Cenibra e Aperam figuram cenários distintos. Para a Cenibra, que exporta 95% de sua produção, com o dólar no patamar atual tem sido um bom momento”, lembra. Já a Aperam, na avaliação do representante da Fiemg, tem um mix maior de produtos passando do aço inox ao aço elétrico -, uma vez que também está focada no mercado externo, goza do momento cambial favorável.
BR-381
Entrave ao desenvolvimento regional é, sabidamente, a duplicação da rodovia BR-381 e o escoamento rodoviário.

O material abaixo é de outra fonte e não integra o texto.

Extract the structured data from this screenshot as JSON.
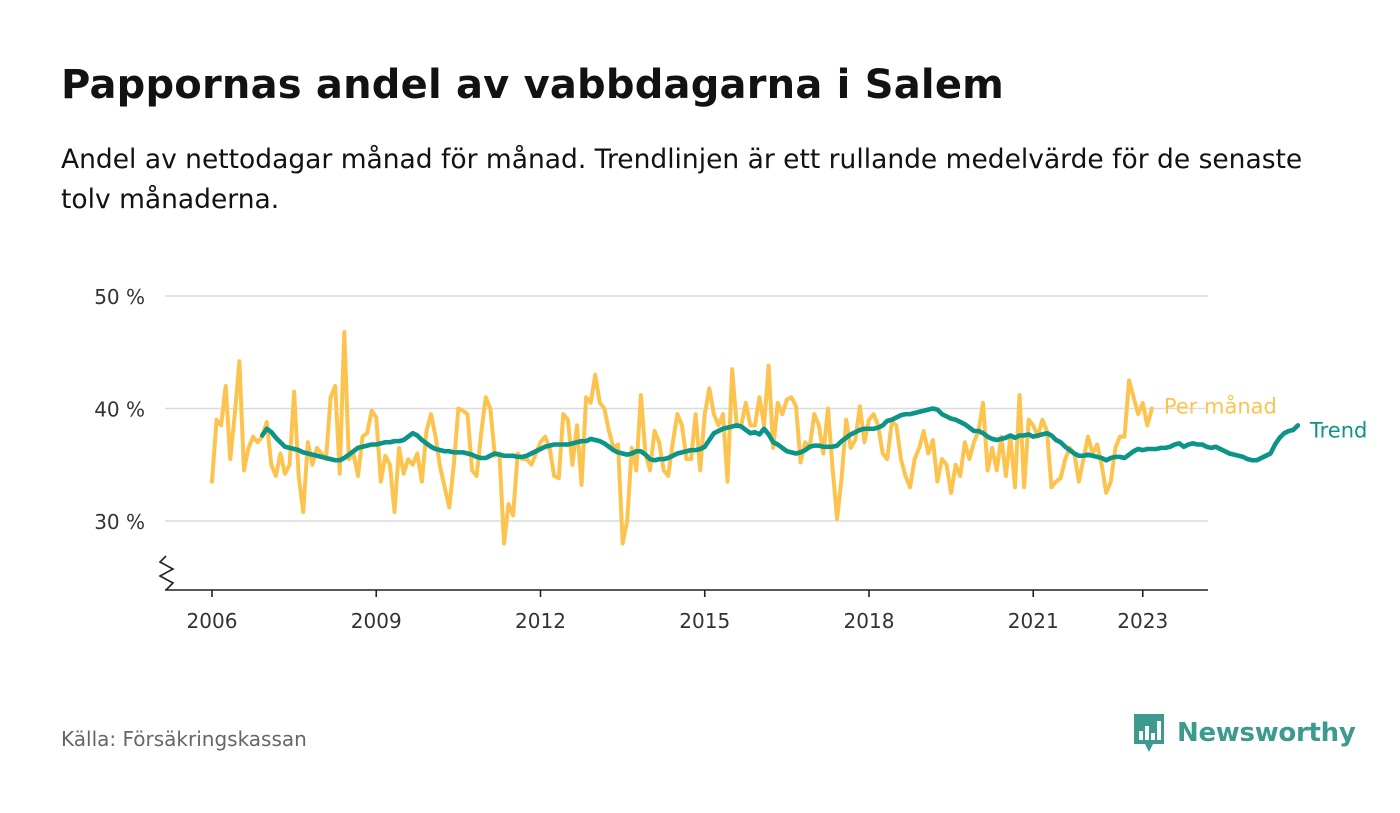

Diante do impasse das obras, Luciano Araújo afirma temer o desperdício de dinheiro público”. Ele destacou a expectativa de que o Consórcio Isolux/Corsán/Engevix retome as intervenções nos lotes 1 e 2 da rodovia, entre Governador Valadares e Jaguaraçu/Marliéria, pelo menos até a conclusão da etapa que foi iniciada, que inclui fresagem e recapeamento, por exemplo.

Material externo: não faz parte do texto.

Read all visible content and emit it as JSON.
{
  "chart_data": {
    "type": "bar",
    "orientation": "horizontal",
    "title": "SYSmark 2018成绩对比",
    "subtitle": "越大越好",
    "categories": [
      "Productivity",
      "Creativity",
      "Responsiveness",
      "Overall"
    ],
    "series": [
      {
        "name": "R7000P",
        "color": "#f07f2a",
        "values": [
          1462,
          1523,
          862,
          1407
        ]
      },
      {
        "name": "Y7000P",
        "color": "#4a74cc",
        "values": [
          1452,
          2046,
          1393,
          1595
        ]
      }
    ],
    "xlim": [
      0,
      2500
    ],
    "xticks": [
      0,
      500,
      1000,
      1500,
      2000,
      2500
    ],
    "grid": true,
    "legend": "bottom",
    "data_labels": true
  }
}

Como condição essencial para a realização do escopo delimitado, informa o dirigente, dos R$ 24 milhões destinados aos trabalhos, R$ 8 milhões já foram depositados em juízo. Porém, o consórcio ainda tem passivos com subempreiteiras. Trabalhamos para que acertem primeiro as dívidas com as subempreiteiras - algo em torno de R$ 3 milhões - para que aí retomem as obras”, revela.
Outra preocupação é com os túneis Antônio Dias e Prainha lotes 3.2 e 3.3. Falta a obra do lote 3.1 para a interligação dos túneis à rodovia. A redução do orçamento para R$ 8 milhões por mês no lote 7, de Barão de Cocais ao trevo de Caeté, além do mais, é outro motivo de preocupação. A terraplanagem e outras intervenções já feitas podem ser perdidas pela força da chuva. Araújo enfatizou que a Justiça está envolvida na questão. Entendemos a realidade do país, mas a obra é prioridade”, dispara.
A Fiemg Regional Vale do Aço continua a mobilização pela pavimentação da LMG-760. O governador Fernando Pimentel autorizou o Estudo e Relatório de Impacto Ambiental (EIA-Rima) e esperamos que, em março ou abril próximos esse levantamento esteja concluído e o governador cumpra o que foi prometido às lideranças regionais e retome as obras da 760”.
A administração do aeroporto de Santana do Paraíso também continua na pauta da entidade. O aeroporto representa um peso nos custos da Usiminas e o Estado sinalizou a disposição de assumir o local provisoriamente e, posteriormente, licitá-lo para a iniciativa privada. Não podemos ficar sem o aeroporto”, reforça Luciano. Diante do ano de forte declínio econômico, o presidente da Fiemg regional encerra: precisamos unir toda a sociedade para buscar um caminho para a economia brasileira”.